Page 88 of Callan

A second dies, and he leans to me while I wait, holding my breath, not knowing what to expect.

When he knows what I know, he crashes his lips onto mine, and I welcome him without a doubt.

I fail the test within seconds as I’m submitting to his will.

My arms snake around his neck, my lips soft against his mouth.

We no longer need a fabricated reason to kiss.

He wants to prove me wrong, and I want to imagine this entire story belongs to us.

There aren’t other people.

There isn’t a backstory. And more importantly, he isn’t the man with a veiled history I know nothing about.

His kiss evolves from a sensual tease to being intrusive and domineering.

The thought that he takes over me turns me on.

My body responds with spiraling warmth and tension, both building faster than my deep-seated fear that I might not be able to pull back from him.

Awash with a delicious need for him, I enjoy the tingles romping down my legs and the soft pulsations in my core.

His hand splays over my neck while I hold my own, kissing him back with passion.

His other hand slides down, trailing past my collarbones and working its way to my chest.

My hand slides over his, and it kills me to stop him from cupping my breasts and kneading them, adding to the sensation of impending doom growing in my center.

If he touches as much as an inch of my skin, I’ll be out of my clothes in two seconds flat, straddle his hard-on, and ride him to exhaustion.

I’m so stirred up and hungry for sex and so convinced I will regret doing it with him, because, for sure, I will be hating myself when he drops me off at my place.

His lips tear away from mine, his eyes glimmering with questions, and all that arousing sensation traveling from our connected mouths to the throbbing flesh between my thighsall but vanishes, replaced by a mysterious and mortal sickness for not having him.

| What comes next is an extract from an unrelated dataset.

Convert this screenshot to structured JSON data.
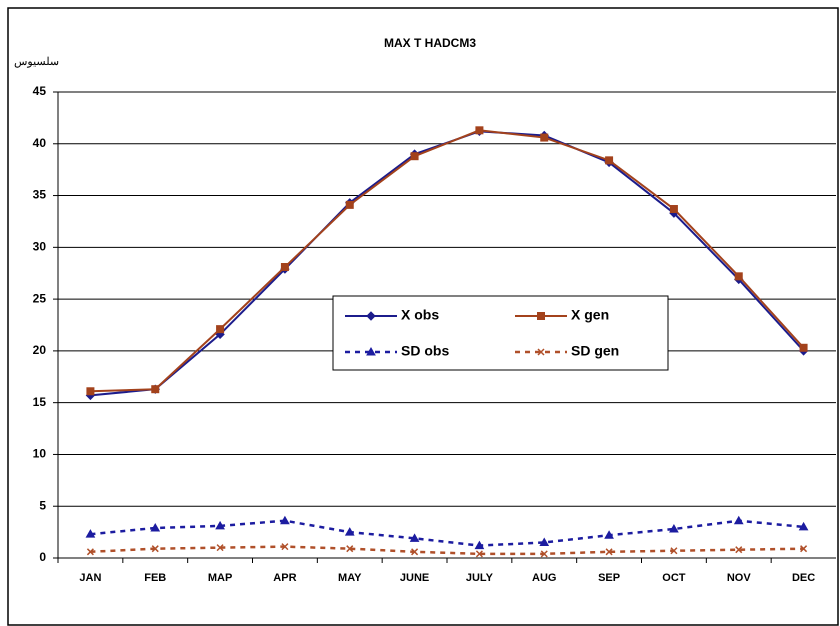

“It’s not that I don’t want you…” I say, sounding surprisingly resolute in the silence between us.

He tilts an eyebrow at me, wanting me to continue.

“It’s that I want you to be a good memory for me,” I say, still holding his hand against the top of my chest. “And right now, that’s not possible,” I add, convinced this would put an end to his interest in me.

He slides his hand away from under my touch and looks in the distance as if the most important aspect of our trip is the snow, the trees, and the benches.

“I’m not Carmen,” I say when his silence prolongs and I ponder whether he is upset or not.

He turns his eyes to me and studies me like a wolf would study a puppy.

With wonder and amusement in his eyes.

“I know that… That’s why we’re here,” he says, his eyes dipping to my mouth, a smile sliding across his lips.

Relief flows through me, and the corners of my lips lift into a smile.

“Are you testing me?” I ask.

He slightly shakes his head while his grinning eyes say otherwise.

“I can’t have sex like that,” I say, chiding myself in my head for not quitting while ahead.